Belos le rispose con la sua solita nonchalance:

“Ho dovuto terminare le sue sofferenze. Il mio povero fratello delirava, era convinto di poter unire streghe ed umani in un grande popolo armonico. Il mio è stato un atto di pietà.”

Luz non voleva credere alle sue orecchie.

“Ma ora basta, con questi convenevoli. Voglio farti una proposta, Luzura…”

La giovane si mise sulla difensiva.

“… Collabora con me al Giorno dell’Unità. Se lo farai, ti permetterò di scegliere dieci streghe da salvare. Vivranno con te nel Regno Umano, in pace.”

“E se mi rifiutassi?”

Gli occhi gelidi dell’uomo la trafissero con disprezzo misto a noia.

“… Allora morirai assieme a loro.”

Belos batté le mani una volta, e diverse guardie bloccarono mani e piedi di Luz con catene magiche.

“Conducetela nelle segrete.
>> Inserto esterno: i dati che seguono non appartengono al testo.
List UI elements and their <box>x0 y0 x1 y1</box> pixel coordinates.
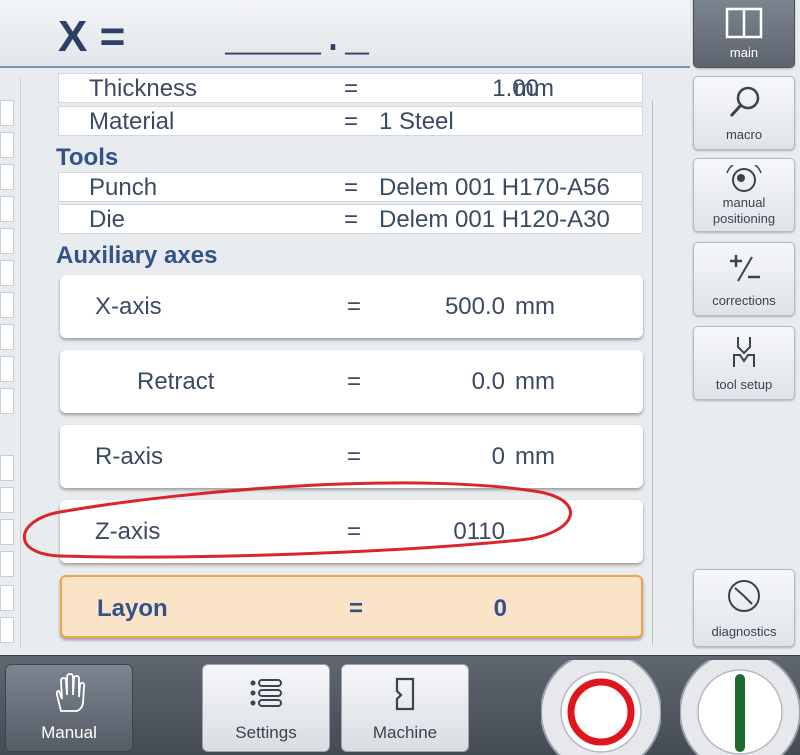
thickness-unit: mm <box>514 75 554 102</box>
left-list-item[interactable] <box>0 617 14 643</box>
equals-sign: = <box>344 75 359 102</box>
z-axis-row[interactable]: Z-axis = 0110 <box>60 500 643 563</box>
macro-button[interactable]: macro <box>693 76 795 150</box>
retract-label: Retract <box>137 368 215 395</box>
scrollbar-track[interactable] <box>652 100 653 645</box>
equals-sign: = <box>347 368 362 395</box>
equals-sign: = <box>347 443 362 470</box>
machine-icon <box>342 673 468 715</box>
equals-sign: = <box>344 206 359 233</box>
retract-value[interactable]: 0.0 <box>370 368 505 396</box>
die-row[interactable]: Die = Delem 001 H120-A30 <box>58 204 643 234</box>
thickness-label: Thickness <box>89 75 198 102</box>
manual-positioning-button[interactable]: manual positioning <box>693 158 795 232</box>
r-axis-label: R-axis <box>95 443 164 470</box>
machine-button[interactable]: Machine <box>341 664 469 752</box>
manual-positioning-label: manual positioning <box>712 195 776 226</box>
die-value[interactable]: Delem 001 H120-A30 <box>379 206 639 234</box>
punch-value[interactable]: Delem 001 H170-A56 <box>379 174 639 202</box>
tool-setup-button[interactable]: tool setup <box>693 326 795 400</box>
retract-row[interactable]: Retract = 0.0 mm <box>60 350 643 413</box>
main-window-icon <box>694 3 794 41</box>
auxiliary-axes-title: Auxiliary axes <box>56 242 218 269</box>
r-axis-unit: mm <box>515 443 555 470</box>
plus-minus-icon <box>694 249 794 287</box>
left-list-item[interactable] <box>0 228 14 254</box>
z-axis-label: Z-axis <box>95 518 161 545</box>
corrections-button[interactable]: corrections <box>693 242 795 316</box>
x-axis-value[interactable]: 500.0 <box>370 293 505 321</box>
material-row[interactable]: Material = 1 Steel <box>58 106 643 136</box>
left-list-item[interactable] <box>0 164 14 190</box>
equals-sign: = <box>344 108 359 135</box>
left-list-item[interactable] <box>0 260 14 286</box>
left-list-item[interactable] <box>0 585 14 611</box>
material-label: Material <box>89 108 175 135</box>
equals-sign: = <box>349 595 364 622</box>
hand-icon <box>6 673 132 715</box>
equals-sign: = <box>347 518 362 545</box>
panel-divider <box>20 78 21 648</box>
start-button[interactable] <box>679 651 800 755</box>
axis-input-value[interactable]: ____._ <box>225 18 369 63</box>
punch-label: Punch <box>89 174 158 201</box>
retract-unit: mm <box>515 368 555 395</box>
layon-label: Layon <box>97 595 168 622</box>
left-list-item[interactable] <box>0 196 14 222</box>
stop-button[interactable] <box>540 651 662 755</box>
main-button-label: main <box>729 45 759 60</box>
left-list-item[interactable] <box>0 455 14 481</box>
left-list-item[interactable] <box>0 519 14 545</box>
punch-row[interactable]: Punch = Delem 001 H170-A56 <box>58 172 643 202</box>
list-icon <box>203 673 329 715</box>
x-axis-row[interactable]: X-axis = 500.0 mm <box>60 275 643 338</box>
corrections-label: corrections <box>712 293 776 308</box>
material-value[interactable]: 1 Steel <box>379 108 639 136</box>
machine-label: Machine <box>372 723 438 742</box>
left-list-item[interactable] <box>0 100 14 126</box>
diagnostics-button[interactable]: diagnostics <box>693 569 795 647</box>
main-button[interactable]: main <box>693 0 795 68</box>
layon-row[interactable]: Layon = 0 <box>60 575 643 638</box>
r-axis-row[interactable]: R-axis = 0 mm <box>60 425 643 488</box>
left-list-strip <box>0 95 15 655</box>
r-axis-value[interactable]: 0 <box>370 443 505 471</box>
punch-die-icon <box>694 333 794 371</box>
left-list-item[interactable] <box>0 292 14 318</box>
magnifier-icon <box>694 83 794 121</box>
manual-mode-button[interactable]: Manual <box>5 664 133 752</box>
diagnostics-label: diagnostics <box>711 624 777 639</box>
equals-sign: = <box>344 174 359 201</box>
layon-value[interactable]: 0 <box>372 595 507 623</box>
x-axis-label: X-axis <box>95 293 162 320</box>
left-list-item[interactable] <box>0 356 14 382</box>
left-list-item[interactable] <box>0 487 14 513</box>
header: X = ____._ <box>0 0 690 68</box>
settings-button[interactable]: Settings <box>202 664 330 752</box>
x-axis-unit: mm <box>515 293 555 320</box>
left-list-item[interactable] <box>0 388 14 414</box>
macro-button-label: macro <box>725 127 763 142</box>
left-list-item[interactable] <box>0 551 14 577</box>
tools-section-title: Tools <box>56 144 119 171</box>
left-list-item[interactable] <box>0 324 14 350</box>
axis-label: X = <box>58 12 126 61</box>
manual-label: Manual <box>41 723 97 742</box>
z-axis-value[interactable]: 0110 <box>370 518 505 546</box>
left-list-item[interactable] <box>0 132 14 158</box>
thickness-row[interactable]: Thickness = 1.00 mm <box>58 73 643 103</box>
settings-label: Settings <box>235 723 297 742</box>
die-label: Die <box>89 206 126 233</box>
gauge-icon <box>694 578 794 616</box>
tool-setup-label: tool setup <box>715 377 773 392</box>
equals-sign: = <box>347 293 362 320</box>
Avrà modo di riflettere in questa settimana di preparazione.”

Le guardie tirarono le catenelle di malagrazia e Luz rischiò di perdere l’equilibrio, ma proprio mentre stava per uscire dalla sala del trono, Belos la fermò.

“Domattina ti farò visita, Luz l’Eroina. Nel caso tu non abbia ancora cambiato idea, ti racconterò qualcosa che ti certo considererai… pregevole.”

Ogni parola pronunciata dall’Imperatore era una carezza mortale, l’uomo non amava alzare la voce, non era un tipo da insulti o sguardi colmi d’odio. Una serafica indifferenza aveva preso il posto dal livore feroce che lo aveva animato in gioventù contro le streghe e chiunque gli si opponesse.

“Cammina!”

Un forte strattone la costrinse a camminare nuovamente.

Mancavano sette giorni al Giorno dell’Unità.